Indigenous Grapes, Ecosystems and Ethics
Friuli is a biodiverse region with significant climatic variation. This has allowed a variety of grapes and terroir to flourish. Indigenous grapes are an important part of the landscape now where once they were almost extinct. Ronchi di Cialla, founded in 1970, was an important part of the preservation and resurgence of Friuli’s most important local varieties, such as Schioppettino, Refosco, Verduzzo, and Ribolla Gialla.
Why are these grapes, and Schioppettino in particular, important? Firstly, Schioppettino was one of the key grapes that local producers, including the Rapuzzi family that runs Ronchi di Cialla, pushed into the market in the 1970’s when the Italian regulator was not at all supportive. Ultimately, these producers convinced the powers that be to permit the variety and today there are an increasing number of wines made from this grape. Sadly, Schioppettino is quite rare to find in North America, but a report I had read on the blog Do Bianchi back in 2012 indicated that the grape has tremendous merit. It was only this year that I managed to find a bottle.
In my view, Ronchi di Cialla’s version of the grape is outstanding and merits attention. It is truly juicy and aromatic. It is balanced and modest in alcohol. It pairs very well with much western food and has an invigorating flavour and aroma profile.
More importantly, families like the Rapuzzis represent a way of living that in my view is attracting increasing numbers of young people to pursue wine as a career path. In 1970, Paolo Rapuzzi and his wife were fed up working as sales people in a corporate environment. They were sick of having no purpose but reporting to a boss and making a company money. So they chose a path they felt would allow them escape this world. That choice was a choice about ethics. It was a choice about how to live a good life. It is a choice that has been increasingly dissipated by the structures of our society but that is increasingly longed for. It is a choice so very few of us ever take responsibility to make. Sadly, Paolo passed away about two years ago.

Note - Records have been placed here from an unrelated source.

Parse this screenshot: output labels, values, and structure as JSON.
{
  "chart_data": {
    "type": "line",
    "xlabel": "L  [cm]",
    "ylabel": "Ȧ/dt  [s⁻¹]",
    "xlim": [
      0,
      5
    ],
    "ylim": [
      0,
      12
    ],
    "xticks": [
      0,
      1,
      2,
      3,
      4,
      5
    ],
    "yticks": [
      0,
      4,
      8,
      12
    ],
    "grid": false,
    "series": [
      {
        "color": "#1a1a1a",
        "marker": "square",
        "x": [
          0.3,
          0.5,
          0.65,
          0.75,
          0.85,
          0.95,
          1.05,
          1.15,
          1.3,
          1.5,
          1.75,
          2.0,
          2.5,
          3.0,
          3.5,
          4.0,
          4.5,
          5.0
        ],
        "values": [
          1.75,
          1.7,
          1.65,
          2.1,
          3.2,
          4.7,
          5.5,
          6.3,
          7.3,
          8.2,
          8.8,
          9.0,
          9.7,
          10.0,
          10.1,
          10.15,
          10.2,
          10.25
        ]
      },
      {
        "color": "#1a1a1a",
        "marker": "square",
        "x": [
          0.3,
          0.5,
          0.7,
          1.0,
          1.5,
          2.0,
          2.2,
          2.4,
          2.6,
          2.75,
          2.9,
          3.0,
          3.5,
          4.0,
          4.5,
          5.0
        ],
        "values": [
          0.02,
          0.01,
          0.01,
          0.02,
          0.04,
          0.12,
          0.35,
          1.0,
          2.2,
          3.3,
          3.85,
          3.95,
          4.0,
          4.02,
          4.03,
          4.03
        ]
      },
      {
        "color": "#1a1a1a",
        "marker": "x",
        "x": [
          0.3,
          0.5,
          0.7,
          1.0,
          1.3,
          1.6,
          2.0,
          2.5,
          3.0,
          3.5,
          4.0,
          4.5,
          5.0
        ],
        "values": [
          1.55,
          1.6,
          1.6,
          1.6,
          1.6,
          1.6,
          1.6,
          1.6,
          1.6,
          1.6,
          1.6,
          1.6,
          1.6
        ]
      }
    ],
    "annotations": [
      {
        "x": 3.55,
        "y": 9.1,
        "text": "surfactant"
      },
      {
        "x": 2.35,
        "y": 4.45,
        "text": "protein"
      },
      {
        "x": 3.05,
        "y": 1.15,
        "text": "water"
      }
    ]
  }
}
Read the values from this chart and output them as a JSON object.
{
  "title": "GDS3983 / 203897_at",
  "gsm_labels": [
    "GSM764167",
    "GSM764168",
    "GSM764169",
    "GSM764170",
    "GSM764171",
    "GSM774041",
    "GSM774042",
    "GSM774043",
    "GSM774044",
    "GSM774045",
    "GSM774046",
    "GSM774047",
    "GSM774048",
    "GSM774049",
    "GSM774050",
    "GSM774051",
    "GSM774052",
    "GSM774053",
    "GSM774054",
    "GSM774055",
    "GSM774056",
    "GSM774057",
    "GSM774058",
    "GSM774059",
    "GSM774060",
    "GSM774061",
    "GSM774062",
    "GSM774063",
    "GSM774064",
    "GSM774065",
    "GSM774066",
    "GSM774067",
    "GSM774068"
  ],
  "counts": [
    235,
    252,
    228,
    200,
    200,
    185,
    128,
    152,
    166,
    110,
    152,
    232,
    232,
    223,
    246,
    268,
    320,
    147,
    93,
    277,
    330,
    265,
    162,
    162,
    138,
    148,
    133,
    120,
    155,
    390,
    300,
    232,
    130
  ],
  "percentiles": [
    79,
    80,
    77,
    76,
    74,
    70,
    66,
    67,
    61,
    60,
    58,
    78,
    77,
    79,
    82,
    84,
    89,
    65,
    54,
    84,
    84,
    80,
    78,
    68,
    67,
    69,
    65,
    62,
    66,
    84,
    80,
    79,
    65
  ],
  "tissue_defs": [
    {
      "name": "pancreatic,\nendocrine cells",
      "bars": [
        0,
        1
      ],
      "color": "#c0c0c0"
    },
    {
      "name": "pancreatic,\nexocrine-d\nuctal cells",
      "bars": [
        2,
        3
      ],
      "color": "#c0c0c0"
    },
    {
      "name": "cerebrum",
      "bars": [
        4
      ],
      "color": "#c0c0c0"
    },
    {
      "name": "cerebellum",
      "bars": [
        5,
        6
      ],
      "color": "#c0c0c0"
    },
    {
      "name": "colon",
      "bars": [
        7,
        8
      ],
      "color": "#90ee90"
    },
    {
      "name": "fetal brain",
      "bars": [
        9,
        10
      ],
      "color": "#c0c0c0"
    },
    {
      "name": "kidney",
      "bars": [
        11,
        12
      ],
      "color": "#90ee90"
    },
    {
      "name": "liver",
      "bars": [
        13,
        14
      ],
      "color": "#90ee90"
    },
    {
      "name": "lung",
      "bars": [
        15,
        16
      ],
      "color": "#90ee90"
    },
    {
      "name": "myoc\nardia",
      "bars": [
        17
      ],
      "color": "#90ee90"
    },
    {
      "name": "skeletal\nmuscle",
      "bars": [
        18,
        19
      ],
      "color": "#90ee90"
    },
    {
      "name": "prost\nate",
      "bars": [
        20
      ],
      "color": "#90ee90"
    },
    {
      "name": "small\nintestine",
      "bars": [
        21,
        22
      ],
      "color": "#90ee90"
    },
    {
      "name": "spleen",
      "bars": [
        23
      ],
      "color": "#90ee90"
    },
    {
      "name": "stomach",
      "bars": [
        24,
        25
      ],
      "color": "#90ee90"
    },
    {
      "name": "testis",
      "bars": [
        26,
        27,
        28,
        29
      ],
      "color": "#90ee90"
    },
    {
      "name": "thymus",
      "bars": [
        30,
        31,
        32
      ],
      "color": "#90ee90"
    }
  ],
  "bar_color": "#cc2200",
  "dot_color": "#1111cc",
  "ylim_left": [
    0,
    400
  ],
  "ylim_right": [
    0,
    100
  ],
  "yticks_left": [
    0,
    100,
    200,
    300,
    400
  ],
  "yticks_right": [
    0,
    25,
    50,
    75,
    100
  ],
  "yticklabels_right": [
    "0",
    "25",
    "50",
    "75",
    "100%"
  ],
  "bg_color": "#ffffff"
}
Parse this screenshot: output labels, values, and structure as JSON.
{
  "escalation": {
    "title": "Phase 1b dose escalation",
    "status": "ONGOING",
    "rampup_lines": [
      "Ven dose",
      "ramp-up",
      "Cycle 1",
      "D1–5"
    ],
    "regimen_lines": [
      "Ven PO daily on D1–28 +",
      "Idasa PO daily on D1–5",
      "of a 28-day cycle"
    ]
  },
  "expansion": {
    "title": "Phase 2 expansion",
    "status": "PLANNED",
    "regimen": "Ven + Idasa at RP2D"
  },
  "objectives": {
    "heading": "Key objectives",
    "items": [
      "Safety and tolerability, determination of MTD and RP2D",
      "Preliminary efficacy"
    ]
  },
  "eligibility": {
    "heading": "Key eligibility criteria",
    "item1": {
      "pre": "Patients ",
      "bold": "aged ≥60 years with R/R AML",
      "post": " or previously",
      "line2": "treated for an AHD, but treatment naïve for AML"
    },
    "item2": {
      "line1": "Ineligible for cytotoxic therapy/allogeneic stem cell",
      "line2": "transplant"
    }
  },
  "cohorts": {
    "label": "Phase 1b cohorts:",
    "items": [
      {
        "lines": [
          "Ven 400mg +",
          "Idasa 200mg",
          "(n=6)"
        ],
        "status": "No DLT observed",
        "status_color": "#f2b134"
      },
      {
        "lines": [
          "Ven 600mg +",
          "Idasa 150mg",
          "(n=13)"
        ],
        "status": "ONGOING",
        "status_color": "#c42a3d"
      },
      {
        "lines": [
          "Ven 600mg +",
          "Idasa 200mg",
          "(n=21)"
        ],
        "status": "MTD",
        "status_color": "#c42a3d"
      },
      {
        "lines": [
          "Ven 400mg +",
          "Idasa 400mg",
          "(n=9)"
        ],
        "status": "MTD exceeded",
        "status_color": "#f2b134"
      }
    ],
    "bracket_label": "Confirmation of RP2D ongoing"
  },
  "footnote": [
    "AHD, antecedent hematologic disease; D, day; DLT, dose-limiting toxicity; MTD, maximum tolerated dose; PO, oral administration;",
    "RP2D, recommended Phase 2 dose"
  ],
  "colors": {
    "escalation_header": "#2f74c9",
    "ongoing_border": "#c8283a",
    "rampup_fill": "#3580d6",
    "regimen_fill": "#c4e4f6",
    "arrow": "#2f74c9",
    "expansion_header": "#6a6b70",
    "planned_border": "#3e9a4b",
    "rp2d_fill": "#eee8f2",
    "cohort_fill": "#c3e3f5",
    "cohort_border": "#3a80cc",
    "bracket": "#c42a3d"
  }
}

This intention is why the wines at Ronchi di Cialla were always fermented naturally and no chemical herbicides, pesticides or fertilizers were ever used. Doing so would have disrupted the Rapuzzi’s ethical intentions. Those intentions rejected the hyper rationalization of the corporate world and instead sought more interconnected balance. The ecosystem in which Ronchi di Cialla’s vineyards are planted protect the vines much better than any chemical interventions: vine pests have natural predators in the local forest, which keep them in check. Though these days such approaches are more common and certainly more written about and valorized, in 1970 it took a very particular ethical choice, derived not from a trend but from a personal intention, to allow for and preserve such an interconnected system. I am glad for it and warmed by the integrity.
This is wonderful wine with purpose that you rarely find in BC. I highly recommend it.